The thing about declaring certain businesses nonessential is that every business is essential to someone.

“I know comic books aren’t the most important thing right now,” says Brian Fudge, owner of Cosmic Comics, “but in my world, how I make my living, it is.”

Fudge and other owners of Las Vegas comic shops have had to adapt to quarantine life and find new ways to get their product to customers.

Maximum Comics owner Jay Bosworth introduced curbside delivery and even a home delivery service, although he had to halt the former when customers still wanted to hang out, talk and high-five employees at his three stores across the valley.

Even Maximum’s contactless home delivery — staffers seal the comics, leave them outside the customer’s home and text them when they’re done — encountered a few issues.

“Many people came out and greeted us,” Bosworth says, “and we were, like, ‘Hey, stay in your house! This kind of defeats the purpose.’ ”

John Dolmayan, owner of Torpedo Comics, 7300 Arroyo Crossing Parkway, is taking things a few steps further with a video concierge service that connects customers with his employees via their phones.

“They can actually go through the boxes, and if there’s something they’re interested in, the associate will pull it out for them. So they can literally go through every single item in our store if they want to,” Dolmayan says. “They can give you suggestions. They can tell you what not to buy.”

Dolmayan was making a living selling comics years before he opened the brick-and-mortar location in 2017. For him, the innovation is a way to keep his 12 employees on the job.

”So far, we haven’t had to lay anybody off, which is pretty rare in Vegas,” he said.

Maximum’s Bosworth wasn’t so lucky. He’s had to lay off “pretty much all” of his 13 employees.

“I promised all of them that, to the best of my ability, they’ll all be working back for me when this is done,” he says, adding that the $4.99 delivery fee and any tips go directly to the driver.

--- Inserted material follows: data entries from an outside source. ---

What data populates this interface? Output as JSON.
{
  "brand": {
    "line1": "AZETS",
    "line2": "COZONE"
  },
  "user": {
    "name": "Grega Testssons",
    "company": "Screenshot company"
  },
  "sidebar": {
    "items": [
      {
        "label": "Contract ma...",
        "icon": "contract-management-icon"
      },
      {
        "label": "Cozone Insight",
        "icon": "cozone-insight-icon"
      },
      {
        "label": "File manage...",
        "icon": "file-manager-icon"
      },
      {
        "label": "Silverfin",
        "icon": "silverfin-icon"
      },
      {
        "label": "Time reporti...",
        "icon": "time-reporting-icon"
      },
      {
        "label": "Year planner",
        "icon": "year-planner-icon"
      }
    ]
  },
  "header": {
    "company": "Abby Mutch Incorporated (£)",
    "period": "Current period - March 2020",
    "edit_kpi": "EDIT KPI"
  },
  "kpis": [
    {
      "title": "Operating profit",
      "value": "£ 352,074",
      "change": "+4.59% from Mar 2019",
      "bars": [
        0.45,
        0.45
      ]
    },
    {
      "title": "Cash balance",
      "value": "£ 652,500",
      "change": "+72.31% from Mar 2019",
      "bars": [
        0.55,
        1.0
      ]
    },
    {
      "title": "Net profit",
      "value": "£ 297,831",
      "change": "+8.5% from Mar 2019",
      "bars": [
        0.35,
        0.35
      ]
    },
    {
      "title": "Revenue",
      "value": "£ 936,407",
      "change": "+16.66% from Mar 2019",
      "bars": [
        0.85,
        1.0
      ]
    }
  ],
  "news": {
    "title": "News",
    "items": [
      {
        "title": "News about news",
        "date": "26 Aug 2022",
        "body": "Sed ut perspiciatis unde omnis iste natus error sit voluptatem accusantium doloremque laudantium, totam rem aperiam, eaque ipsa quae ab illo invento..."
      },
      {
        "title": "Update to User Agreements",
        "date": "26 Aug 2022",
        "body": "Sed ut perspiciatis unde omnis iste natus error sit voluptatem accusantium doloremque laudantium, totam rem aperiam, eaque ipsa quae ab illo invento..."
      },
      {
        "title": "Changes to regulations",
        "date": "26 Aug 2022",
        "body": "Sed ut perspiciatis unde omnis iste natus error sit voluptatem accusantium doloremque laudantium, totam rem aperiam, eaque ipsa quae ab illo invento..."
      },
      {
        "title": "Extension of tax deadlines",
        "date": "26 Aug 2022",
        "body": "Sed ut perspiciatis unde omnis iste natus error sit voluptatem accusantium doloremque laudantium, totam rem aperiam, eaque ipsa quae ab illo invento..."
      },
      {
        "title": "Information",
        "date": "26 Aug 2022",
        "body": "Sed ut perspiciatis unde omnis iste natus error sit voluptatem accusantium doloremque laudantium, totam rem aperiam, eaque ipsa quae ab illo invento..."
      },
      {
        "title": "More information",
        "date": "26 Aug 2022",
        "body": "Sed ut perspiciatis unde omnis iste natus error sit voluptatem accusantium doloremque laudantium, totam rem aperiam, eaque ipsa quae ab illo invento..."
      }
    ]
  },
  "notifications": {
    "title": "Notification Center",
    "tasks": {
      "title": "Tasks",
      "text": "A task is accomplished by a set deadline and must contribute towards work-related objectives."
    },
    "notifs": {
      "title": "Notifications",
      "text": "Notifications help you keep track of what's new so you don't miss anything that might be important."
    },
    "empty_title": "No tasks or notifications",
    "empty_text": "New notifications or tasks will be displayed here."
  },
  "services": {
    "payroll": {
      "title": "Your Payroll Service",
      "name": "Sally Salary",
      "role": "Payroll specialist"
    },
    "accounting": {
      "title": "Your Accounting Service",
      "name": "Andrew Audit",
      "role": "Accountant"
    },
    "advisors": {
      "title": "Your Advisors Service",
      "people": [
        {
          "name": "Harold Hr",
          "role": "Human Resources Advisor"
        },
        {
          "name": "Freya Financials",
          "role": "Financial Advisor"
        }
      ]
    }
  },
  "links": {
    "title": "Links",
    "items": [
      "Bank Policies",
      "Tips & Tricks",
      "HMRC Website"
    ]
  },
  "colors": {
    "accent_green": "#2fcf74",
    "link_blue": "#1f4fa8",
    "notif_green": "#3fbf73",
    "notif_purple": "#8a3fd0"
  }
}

This isn’t Bosworth’s first brush with economic disaster. He opened the first location in 2007, shortly before the housing crisis. “But (that was) nothing like this where, just within a matter of weeks, it’s just gone from business as usual to what in the hell’s going on?”

Fudge at Cosmic Comics, 3830 E. Flamingo Road, isn’t sure what the future holds for the business he opened in 1996.

Even after starting curb deliveries to customers who pay online in advance, he says business has dropped “probably 80 percent.” Fudge has had to lay off two of his five employees and doesn’t know how long he can keep the others.

“I’m getting a $7,000 order in on Tuesday that I ordered three weeks ago that I have to pay for, and I have no (other) way to sell.”

Those orders won’t be coming much longer.

Diamond Comic Distributors, which has exclusive deals with almost every major comics company, announced Monday that it was suspending shipments of products with on-sale dates of April 1 or later.

Fudge says he expects many smaller stores to fail, and he may have to downsize when this is over.

“It isn’t necessarily if one store closes, I get their customers. It doesn’t happen that way,” he says. “If half the stores go under, is it even viable to continue making print comics anymore? There’s a lot of unknowns, a lot of questions.”